Normally for a practicum, music education students leave the College campus and visit a specific k-12 school where they work with a teacher for the semester to observe and see how to prepare for lessons as well as teaching the lessons.
“She (a grade school-teacher) would show us lesson plans and things like that which was helpful, but nothing really replaces the in-person experience in the classroom,” said Gaia Hutcheson, a junior education major. Hutcheson continued by elaborating she still learned a lot from her practicum experience and is grateful that she was able to attend practicum in person once before the schools were moved to online only.
Ford explained that the junior fall practicum was canceled and the student-run music educators club NAfME (National Association for Music Education) hosted professional development sessions with educators from around the country.
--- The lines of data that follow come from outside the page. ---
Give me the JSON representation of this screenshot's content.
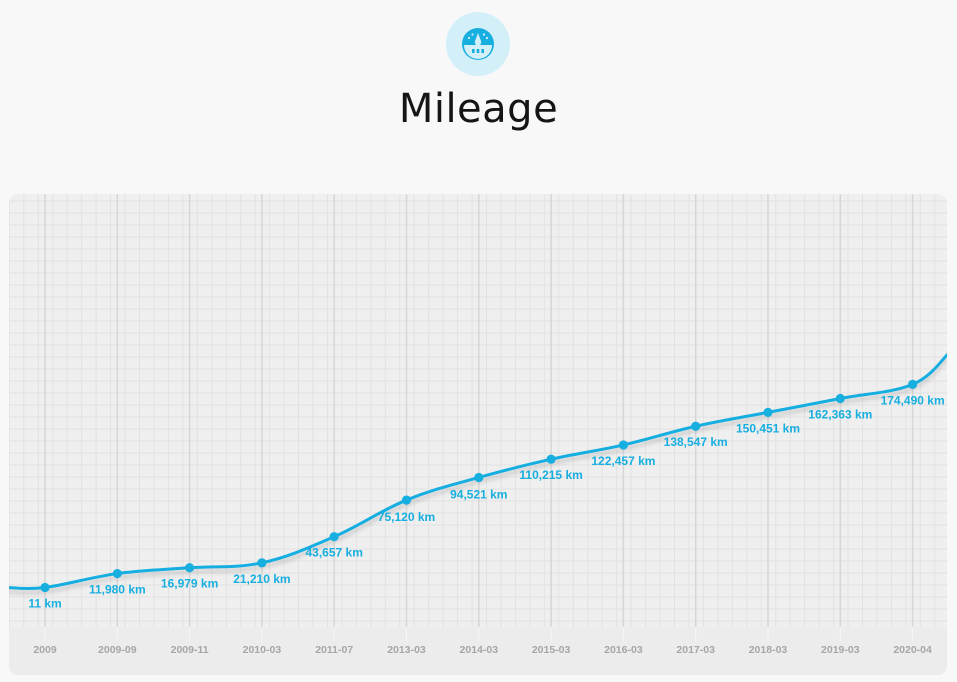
{
  "header": {
    "icon": "speedometer-icon",
    "title": "Mileage"
  },
  "colors": {
    "accent": "#17aee0",
    "icon_bg": "#d3f0f8",
    "card_bg": "#efefef",
    "axis_bg": "#ececec",
    "axis_text": "#a6a6a6",
    "page_bg": "#f8f8f8"
  },
  "chart_data": {
    "type": "line",
    "title": "Mileage",
    "xlabel": "",
    "ylabel": "",
    "unit": "km",
    "grid": true,
    "legend": "none",
    "categories": [
      "2009",
      "2009-09",
      "2009-11",
      "2010-03",
      "2011-07",
      "2013-03",
      "2014-03",
      "2015-03",
      "2016-03",
      "2017-03",
      "2018-03",
      "2019-03",
      "2020-04"
    ],
    "values": [
      11,
      11980,
      16979,
      21210,
      43657,
      75120,
      94521,
      110215,
      122457,
      138547,
      150451,
      162363,
      174490
    ],
    "labels": [
      "11 km",
      "11,980 km",
      "16,979 km",
      "21,210 km",
      "43,657 km",
      "75,120 km",
      "94,521 km",
      "110,215 km",
      "122,457 km",
      "138,547 km",
      "150,451 km",
      "162,363 km",
      "174,490 km"
    ]
  }
}
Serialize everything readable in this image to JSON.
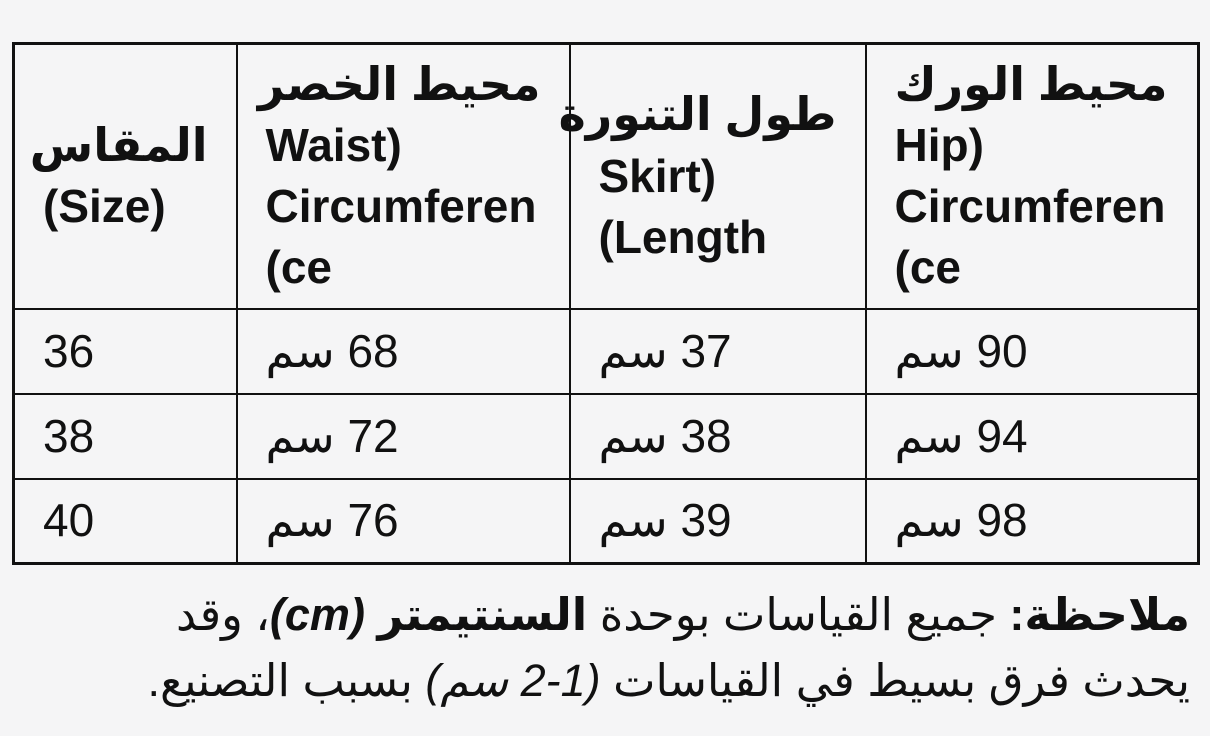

The third practicum, which was supposed to be this spring 2021 semester, was moved to senior fall and student teaching has been moved to senior spring.
The senior class was able to complete two out of the three practicum classes before the pandemic started, and had completed about half of the third class. The senior class could not delay student teaching until the spring semester, so the students were required to be flexible and work with multiple departments in the College, as well as the school they were student teaching at.
“They checked in frequently to ensure we had placements and were in (a) setting that we could be better equipped to complete edTPA,” said Melissa Schaeffer, a senior music education major. “It was mostly trying to accommodate and keep track of the different guidelines and procedure(s) that each district had, since it had been left to the districts to figure out.”
Senior music education major Bryan Cook talked about the edTPA assignment.
“It’s basically one of the final things we need to do to get our teaching certification,” Cook said. “I think most states have it. You have to send in documents, evidence, videos, paper, just pages and pages of this and that of your teaching, reflecting on your teaching, of student work, analyzing evidence and so on and so forth.”
Cook elaborated that the state waived the requirement to complete edTPA due to the pandemic.
“You must pass (edTPA) in order to get the teacher certification,” Schaeffer said. “The state had waived this requirement for those in student teaching when the initial shutdown occurred since it was such a dramatic change to education. But the state had given very little guidance to completing edTPA for those student teaching in Fall 2020. It was very difficult for all student teachers to attempt to fulfill all the requirements of the portfolio.”
Besides completing the requirements for edTPA, the senior class faced the problem of teaching music in a virtual environment.
“Music is a very group oriented in-person activity; large ensembles, chamber ensembles, even one-on-one-lessons with a private teacher, so much of music revolves around being with other people,” Cook explained. “So that stuff virtually, you all can’t play on a Zoom call less you’re muted, you can’t have this group sound, you can’t have people singing, you can’t play orchestra, that it just doesn’t work virtually.”
Teaching specific age groups online can create additional challenges.
“Teaching beginners is very hands-on, making sure they’re holding their instruments correctly and placing their fingers on the correct strings or keys,” Schaeffer said.
Despite the challenges of the pandemic the students are mostly satisfied with how the College responded in helping to navigate through practicum and student teaching.
“The thing I really would have appreciated would have been better communication between the faculty and the students,” Ford said. “I understand that there were lots of things going on and there was more going on behind the scene, but weekly or bi-weekly updates would have been really beneficial for the students to be in the loop.”
Despite the challenges, students managed to find unique and positive lessons to take away from student teaching.
“I’m just a guy behind the screen but they’ve (the grade-school students) never even met (me) and might never, so how can you make it an environment where (students) feel vulnerable and can make music and feel positive about it?” Cook asked. “So that’s something that’s stuck with me, and then when I know that things get back to normal, I wanted to bring this to the classroom, just creating an atmosphere where students feel safe and feel welcome to make music.”